Inflation of type 1 error resulting from multiple testing is always a concern in studies investigating multiple predictor variables (in our setting SNPs or genes). One of the key advantages of the mixed modeling approach is the formation of a single cluster variable within a gene and/or across multiple genes. Traditional genotype analysis involves testing the association between single SNPs and an outcome, often resulting in a large number of tests. More sophisticated haplotype-based methods generally test for haplotype effects within each gene, although multiple testing continues to be a concern if a large number of genes are under investigation. In the mixed modeling setting, on the other hand, a single omnibus test of variability across the cluster effects (where again clusters are defined based on multiple SNPs within a single gene or across multiple genes) is performed, obviating the need for a multiple comparison adjustment. Multiple testing remains a concern, however, in the construction of prediction intervals for the resulting empirical Bayes estimates and requires further consideration.

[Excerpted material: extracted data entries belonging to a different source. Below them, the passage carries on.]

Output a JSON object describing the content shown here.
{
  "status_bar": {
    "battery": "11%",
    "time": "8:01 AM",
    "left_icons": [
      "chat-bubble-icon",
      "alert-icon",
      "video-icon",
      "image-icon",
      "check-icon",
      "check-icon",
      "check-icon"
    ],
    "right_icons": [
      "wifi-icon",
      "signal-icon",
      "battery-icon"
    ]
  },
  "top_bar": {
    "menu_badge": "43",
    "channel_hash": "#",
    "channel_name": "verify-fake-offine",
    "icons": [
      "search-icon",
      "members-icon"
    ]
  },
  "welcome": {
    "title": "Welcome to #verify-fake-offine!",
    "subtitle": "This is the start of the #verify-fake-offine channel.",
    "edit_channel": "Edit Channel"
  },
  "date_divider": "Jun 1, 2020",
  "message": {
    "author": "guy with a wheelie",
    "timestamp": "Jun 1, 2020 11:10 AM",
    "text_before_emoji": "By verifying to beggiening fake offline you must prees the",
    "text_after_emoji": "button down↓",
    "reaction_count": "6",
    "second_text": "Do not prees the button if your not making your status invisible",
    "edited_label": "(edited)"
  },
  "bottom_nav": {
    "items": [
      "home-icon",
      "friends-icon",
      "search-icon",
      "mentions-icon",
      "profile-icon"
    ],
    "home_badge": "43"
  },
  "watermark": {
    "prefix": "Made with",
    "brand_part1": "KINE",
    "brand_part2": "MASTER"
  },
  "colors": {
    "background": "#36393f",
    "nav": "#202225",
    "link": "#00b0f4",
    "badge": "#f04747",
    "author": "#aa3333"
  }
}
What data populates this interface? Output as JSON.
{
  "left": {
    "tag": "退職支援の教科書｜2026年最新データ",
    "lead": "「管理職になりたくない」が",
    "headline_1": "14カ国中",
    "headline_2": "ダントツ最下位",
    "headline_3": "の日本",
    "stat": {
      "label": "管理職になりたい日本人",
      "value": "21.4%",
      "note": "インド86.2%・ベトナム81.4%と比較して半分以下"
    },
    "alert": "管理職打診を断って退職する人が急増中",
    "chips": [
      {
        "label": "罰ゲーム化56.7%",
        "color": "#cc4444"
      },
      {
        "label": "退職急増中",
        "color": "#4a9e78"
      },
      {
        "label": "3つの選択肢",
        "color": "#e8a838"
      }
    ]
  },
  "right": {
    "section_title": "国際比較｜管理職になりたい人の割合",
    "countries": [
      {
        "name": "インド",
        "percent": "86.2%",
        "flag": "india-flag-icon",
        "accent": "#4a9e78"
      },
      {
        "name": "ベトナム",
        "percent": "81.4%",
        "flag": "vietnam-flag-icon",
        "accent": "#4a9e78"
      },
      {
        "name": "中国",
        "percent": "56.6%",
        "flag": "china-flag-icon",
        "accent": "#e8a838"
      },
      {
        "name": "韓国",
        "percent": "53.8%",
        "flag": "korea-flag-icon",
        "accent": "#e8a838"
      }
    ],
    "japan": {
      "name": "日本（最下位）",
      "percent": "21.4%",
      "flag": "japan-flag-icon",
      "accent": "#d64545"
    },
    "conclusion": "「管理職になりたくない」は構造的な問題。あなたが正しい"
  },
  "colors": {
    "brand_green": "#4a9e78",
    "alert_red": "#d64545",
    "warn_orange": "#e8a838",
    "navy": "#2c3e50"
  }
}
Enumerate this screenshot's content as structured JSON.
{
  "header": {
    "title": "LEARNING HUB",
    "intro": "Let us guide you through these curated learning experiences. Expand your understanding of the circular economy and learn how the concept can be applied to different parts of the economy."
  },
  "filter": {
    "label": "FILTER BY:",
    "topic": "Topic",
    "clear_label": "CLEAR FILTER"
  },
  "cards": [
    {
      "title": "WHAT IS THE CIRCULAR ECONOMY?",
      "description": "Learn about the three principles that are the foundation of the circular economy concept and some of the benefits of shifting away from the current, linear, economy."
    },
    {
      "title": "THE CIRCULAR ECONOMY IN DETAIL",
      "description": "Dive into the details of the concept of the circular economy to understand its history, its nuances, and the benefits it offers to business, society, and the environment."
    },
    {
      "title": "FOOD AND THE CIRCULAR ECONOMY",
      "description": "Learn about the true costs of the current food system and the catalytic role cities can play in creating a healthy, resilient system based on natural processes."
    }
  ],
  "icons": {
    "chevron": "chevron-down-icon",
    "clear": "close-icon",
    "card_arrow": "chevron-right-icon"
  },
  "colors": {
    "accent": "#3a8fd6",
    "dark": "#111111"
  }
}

In addition, due to sample size limitations or based on the biological hypothesis at hand, testing of multiple small groups of genes may be of interest. For example, in this paper we investigated the interaction between apoE and EL due to the potential complementary mechanistic pathways each gene product has on HDL-C. A similar approach could be used to look at interactions between several lipoprotein pathway genes (e.g. apoE, ApoC-III, EL, lipoprotein lipase, and HL) or groups of pathways (lipoprotein, adipocyte, and inflammatory pathways) on plasma lipoproteins. Since clusters based on all of these genes would be untenable, a series of models could be fitted, one for each combination of two genes at a time, and corresponding omnibus tests performed. In this case, an adjustment for multiple testing is crucial and, given the correlated nature of the tests, a resampling-based method may be most appropriate [62].

Principled methods for analyzing clustered data with missing cluster memberships will enhance our ability to assess underlying associations in many settings. For example, administrative data systems (e.g. those maintained by hospitals or cancer registry systems) are often missing information on natural groupings, such as country of origin, postal zip-codes, race/ethnicity or income category. Incorporating confidential information can improve the accuracy of both the imputation procedure and the statistical inference; however, obtaining such information is not always feasible. The method described in this paper provides a natural framework for obtaining statistically valid results in these additional settings. Furthermore, extension to settings in which there is incomplete information on more than one nested cluster (e.g. hospital identifier and race/ethnicity distribution within each hospital) is straightforward. Additionally, alternative distributional assumptions (e.g. the general location model) for the missing information that additionally adjust for covariates can be employed. Ultimately, the approach described in this paper provides investigators with a viable analytical strategy to discover complex clinical and biological associations in the context of unobservable information.